Other pundits might agree with me here, but they would claim that cocaine and opium are exceptions to that rule, that these latter drugs are obviously too dangerous for anyone to use wisely. They are "hard" drugs and must not be used by anybody at all -- at least not for mental, emotional or spiritual purposes.
But these pundits have things exactly backwards. The outlawing of such time-honored panaceas as cocaine and opium is the greatest crime of all! Our pundits think otherwise only because they completely fail to recognize all the stakeholders in the drug prohibition debate. They fail to realize that drug prohibition withholds drugs from far more stakeholders than just the white American young people whom we refuse "on principle" to educate about safe drug use. It withholds godsend medicines from hundreds of millions of chronic depressives and hundreds of millions of dementia patients. As such, this prohibition of theirs brings about immense unnecessary suffering.
As Thomas Szasz wrote in "Our Right to Drugs":
"The laws that deny healthy people 'recreational' drugs also deny sick people 'therapeutic' drugs." --Thomas Szasz, Our Right to Drugs --p. 6723
GODSEND TERMINOLOGY
I realize that I use the word "godsend" in my essays quite a lot, but I do so for a reason. The word "drugs" is a pejorative term as used today; it is both subjective and prejudicial. I therefore use the word "godsend" on purpose, as an implicit rebuke to the use of the biased term "drug" and as a reminder that there are other ways to regard psychoactive medicines than through the jaundiced lens of the demagogue politicians of the west.

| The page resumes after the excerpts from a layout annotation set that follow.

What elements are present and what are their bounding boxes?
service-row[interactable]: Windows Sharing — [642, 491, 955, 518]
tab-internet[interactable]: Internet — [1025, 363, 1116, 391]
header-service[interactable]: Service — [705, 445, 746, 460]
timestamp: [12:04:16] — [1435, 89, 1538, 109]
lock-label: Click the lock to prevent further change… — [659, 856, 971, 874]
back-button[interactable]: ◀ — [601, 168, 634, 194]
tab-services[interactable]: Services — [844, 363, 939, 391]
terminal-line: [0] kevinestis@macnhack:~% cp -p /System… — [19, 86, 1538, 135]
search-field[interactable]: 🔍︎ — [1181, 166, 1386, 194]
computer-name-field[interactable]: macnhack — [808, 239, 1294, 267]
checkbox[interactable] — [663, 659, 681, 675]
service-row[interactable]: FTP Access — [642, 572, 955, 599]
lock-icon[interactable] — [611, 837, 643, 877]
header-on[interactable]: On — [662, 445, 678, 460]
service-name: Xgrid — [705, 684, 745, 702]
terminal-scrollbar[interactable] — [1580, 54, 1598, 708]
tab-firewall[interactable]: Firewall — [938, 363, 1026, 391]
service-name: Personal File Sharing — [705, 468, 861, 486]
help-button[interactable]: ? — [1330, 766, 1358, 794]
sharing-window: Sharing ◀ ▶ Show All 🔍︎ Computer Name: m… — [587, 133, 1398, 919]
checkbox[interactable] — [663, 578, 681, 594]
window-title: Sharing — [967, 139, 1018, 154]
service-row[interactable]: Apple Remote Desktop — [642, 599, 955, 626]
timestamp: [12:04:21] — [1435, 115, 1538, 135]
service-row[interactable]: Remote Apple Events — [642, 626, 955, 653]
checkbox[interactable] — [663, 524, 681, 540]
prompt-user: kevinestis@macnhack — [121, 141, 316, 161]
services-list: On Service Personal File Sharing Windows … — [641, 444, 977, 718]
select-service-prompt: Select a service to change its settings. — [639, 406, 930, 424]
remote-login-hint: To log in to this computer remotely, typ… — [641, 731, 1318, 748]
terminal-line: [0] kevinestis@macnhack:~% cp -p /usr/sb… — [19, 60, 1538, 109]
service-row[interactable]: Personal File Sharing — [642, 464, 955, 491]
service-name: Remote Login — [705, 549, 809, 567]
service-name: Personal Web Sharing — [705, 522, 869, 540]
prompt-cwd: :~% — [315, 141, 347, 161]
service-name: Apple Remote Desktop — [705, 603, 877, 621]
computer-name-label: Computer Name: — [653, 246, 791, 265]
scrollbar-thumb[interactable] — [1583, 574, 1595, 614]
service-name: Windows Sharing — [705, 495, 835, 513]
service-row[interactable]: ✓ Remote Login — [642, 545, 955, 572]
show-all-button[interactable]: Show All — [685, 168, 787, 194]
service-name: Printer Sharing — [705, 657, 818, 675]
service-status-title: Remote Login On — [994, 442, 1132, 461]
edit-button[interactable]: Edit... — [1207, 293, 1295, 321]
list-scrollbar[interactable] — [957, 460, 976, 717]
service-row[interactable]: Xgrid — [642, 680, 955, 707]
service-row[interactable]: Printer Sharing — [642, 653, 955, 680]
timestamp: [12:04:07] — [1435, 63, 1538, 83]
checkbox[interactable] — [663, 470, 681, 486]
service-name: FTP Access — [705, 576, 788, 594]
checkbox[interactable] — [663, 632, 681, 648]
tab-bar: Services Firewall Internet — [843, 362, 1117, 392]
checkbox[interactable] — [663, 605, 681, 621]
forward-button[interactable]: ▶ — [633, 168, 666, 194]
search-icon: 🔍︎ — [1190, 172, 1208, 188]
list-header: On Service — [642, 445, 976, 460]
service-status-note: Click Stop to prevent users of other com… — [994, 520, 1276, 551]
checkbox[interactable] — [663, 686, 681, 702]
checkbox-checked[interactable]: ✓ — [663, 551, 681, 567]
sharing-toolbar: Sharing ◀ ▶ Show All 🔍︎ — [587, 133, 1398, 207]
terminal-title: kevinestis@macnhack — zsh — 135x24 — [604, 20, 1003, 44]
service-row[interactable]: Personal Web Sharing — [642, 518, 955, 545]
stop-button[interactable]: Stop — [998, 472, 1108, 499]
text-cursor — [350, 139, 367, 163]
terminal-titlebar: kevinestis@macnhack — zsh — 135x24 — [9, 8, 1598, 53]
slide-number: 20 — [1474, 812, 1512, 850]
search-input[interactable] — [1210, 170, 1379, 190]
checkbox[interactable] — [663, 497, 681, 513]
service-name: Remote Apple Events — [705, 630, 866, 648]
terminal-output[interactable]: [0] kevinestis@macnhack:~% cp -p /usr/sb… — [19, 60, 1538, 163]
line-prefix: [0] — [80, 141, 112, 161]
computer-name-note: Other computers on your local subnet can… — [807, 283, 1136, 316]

All of our problems with opioids and opiates could have been avoided had the busybody Chicken Littles in America left well enough alone and let folks continue to smoke regulated opium peaceably in their own homes.
Here is a typical user report about a drug that the DEA tells us has no positive uses whatsoever:
"There is a profoundness of meaning inherent in anything that moves." (reported in "Pikhal" by Alexander Shulgin)
The Drug War is one big entrapment scheme for poor minorities. Prohibition creates an economy that hugely incentivizes drug dealing, and when the poor fall for the bait, the prohibitionists rush in to arrest them and remove them from the voting rolls.
If anyone manages to die during an ayahuasca ceremony, it is considered a knockdown argument against "drugs." If anyone dies during a hunting club get-together, it is considered the victim's own damn fault. The Drug War is the triumph of hypocritical idiocy.
Here's the first step in the FDA process for evaluating a psychoactive drug:
Ignore all glaringly obvious benefits
It's interesting that Jamaicans call the police 'Babylon,' given that Babylon denotes a society seeking materialist pleasures. Drug use is about transcending the material world and seeking spiritual states: states that the materialist derides as meaningless.
David Chalmers says almost everything in the world can be reductively explained. Maybe so. But science's mistake is to think that everything can therefore be reductively UNDERSTOOD. That kind of thinking blinds researchers to the positive effects of laughing gas and MDMA, etc.
Before anyone receives shock therapy, they should have the option to start using opium or cocaine daily -- and/or any natural substance that makes them feel that life is worth living again.
The Shipiba have learned to heal human beings physically, psychologically and spiritually with what they call "onanyati," plant allies and guides, such as Bobinsana, which "envelops seekers in a cocoon of love." You know: what the DEA would call "junk."
AI is like almost every subject under the sun: it takes on a very different and ominous meaning when we view it in light of the modern world's unprecedented wholesale outlawing of psychoactive medicine.